Understanding the Cost of Care
Boards must develop fluency in the actual cost of delivering aged care services. Beyond simple accounting, this means identifying the unit cost of care minutes, spotting inefficiencies, and evaluating the return on investment for specific care initiatives. Standard board reports should evolve to include metrics such as cost-per-individual-per-day and comparisons with sector benchmarks. Most critically, these figures should be linked to measurable outcomes, such as improved quality of life or reduced hospital transfers, allowing boards to assess what is spent and the impact it achieves.
Building Financial Literacy at Board Level
Regardless of background, every board member must now understand aged care funding and governance. To build financial capability, boards can:
- Deliver annual financial governance training to all directors.
- Use scenario-based exercises to explore different financial models and risks.
- Provide plain-English summaries in board papers to enhance accessibility.
- Invite external experts to review financial assumptions and provide sector insights.
This shared literacy ensures stronger oversight and better-informed decisions.
Planning for Long-Term Financial Resilience
Sustainable aged care requires more than quarterly balance sheets. Boards must adopt a long-term view, accounting for capital investment, future wage growth, regulatory change, and emergency preparedness.

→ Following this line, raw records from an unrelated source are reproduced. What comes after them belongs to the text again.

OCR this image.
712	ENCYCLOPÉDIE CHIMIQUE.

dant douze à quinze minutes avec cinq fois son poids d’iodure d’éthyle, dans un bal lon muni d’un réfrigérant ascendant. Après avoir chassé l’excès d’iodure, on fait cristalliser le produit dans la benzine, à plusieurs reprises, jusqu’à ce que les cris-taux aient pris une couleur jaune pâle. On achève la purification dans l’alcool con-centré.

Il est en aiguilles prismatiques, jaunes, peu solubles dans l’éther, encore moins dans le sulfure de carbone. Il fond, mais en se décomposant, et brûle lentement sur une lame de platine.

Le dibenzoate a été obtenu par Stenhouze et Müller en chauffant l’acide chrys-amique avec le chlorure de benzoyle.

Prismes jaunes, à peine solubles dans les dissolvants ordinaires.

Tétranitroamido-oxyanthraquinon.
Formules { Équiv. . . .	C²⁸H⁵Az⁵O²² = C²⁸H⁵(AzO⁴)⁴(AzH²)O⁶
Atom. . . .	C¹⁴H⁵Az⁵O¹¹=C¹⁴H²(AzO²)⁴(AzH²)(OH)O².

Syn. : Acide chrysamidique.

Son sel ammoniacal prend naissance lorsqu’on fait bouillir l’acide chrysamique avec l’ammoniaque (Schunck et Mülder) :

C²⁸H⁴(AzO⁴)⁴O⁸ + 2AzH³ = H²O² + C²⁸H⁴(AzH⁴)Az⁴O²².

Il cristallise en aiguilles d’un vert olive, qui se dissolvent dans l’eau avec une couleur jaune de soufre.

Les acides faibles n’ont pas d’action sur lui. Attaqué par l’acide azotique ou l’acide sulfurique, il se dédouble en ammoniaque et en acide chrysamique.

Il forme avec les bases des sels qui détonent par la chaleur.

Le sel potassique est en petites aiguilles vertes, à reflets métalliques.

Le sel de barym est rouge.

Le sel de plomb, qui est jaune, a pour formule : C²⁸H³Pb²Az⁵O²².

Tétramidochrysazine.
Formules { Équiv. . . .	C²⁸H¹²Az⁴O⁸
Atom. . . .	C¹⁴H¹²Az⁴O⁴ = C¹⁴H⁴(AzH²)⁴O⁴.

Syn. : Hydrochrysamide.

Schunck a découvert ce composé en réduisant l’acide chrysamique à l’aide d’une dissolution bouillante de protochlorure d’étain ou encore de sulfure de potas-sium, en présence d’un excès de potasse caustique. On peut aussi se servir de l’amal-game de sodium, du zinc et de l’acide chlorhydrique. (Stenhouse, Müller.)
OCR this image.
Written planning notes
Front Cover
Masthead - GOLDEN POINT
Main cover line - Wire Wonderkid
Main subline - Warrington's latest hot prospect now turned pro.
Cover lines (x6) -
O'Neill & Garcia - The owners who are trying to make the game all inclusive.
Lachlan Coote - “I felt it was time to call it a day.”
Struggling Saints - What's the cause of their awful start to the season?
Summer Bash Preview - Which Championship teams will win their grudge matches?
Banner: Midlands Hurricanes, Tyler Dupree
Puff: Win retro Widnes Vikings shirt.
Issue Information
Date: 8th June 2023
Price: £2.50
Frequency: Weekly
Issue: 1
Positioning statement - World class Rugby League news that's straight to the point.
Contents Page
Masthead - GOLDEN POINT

Scenario planning—such as modelling the impact of a pandemic or technology outage—can help providers test their resilience.
Boards could consider establishing a dedicated financial sustainability subcommittee to explore funding diversification, plan for long-term trends, and mitigate potential risks.
Risks of Financial Misalignment
Boards that fail to align financial governance with quality care face significant risks, including:
- Loss of consumer trust if changes are made without consultation or clarity.
- Regulatory sanctions if care minutes or reporting requirements are unmet.
- Workforce disengagement occurs when cost decisions damage morale or team culture.
- Loss of autonomy if financial distress results in forced sale, merger, or intervention.
Key question: Are we funding what matters most—and doing so in a sustainable way?
Exploring Alternative Revenue Streams
Improving financial sustainability and viability over the long term may mean that governing bodies investigate other income streams that align with the organisation’s mission. These might include:
- Optional room upgrades, such as premium accommodation or concierge-style services, might be considered.
- Collaborative partnerships, including work with universities, local councils, or health services, can enable shared infrastructure, co-located services, or joint initiatives that benefit individuals and the broader community, such as workforce placements.
- Philanthropic and grant funding is another avenue; many aged care organisations access project-based funding for initiatives such as ARIA grants.
Every new opportunity should be considered carefully. Consideration should be given for its financial benefits and how well the initiative reflects the organisation’s purpose, meets legal obligations, and maintains a rights-based model of care for all individuals.
This guide acknowledges the challenges aged care providers are navigating and offers a constructive opportunity to think differently, exploring sustainable, forward-thinking approaches within a safe and regulated framework.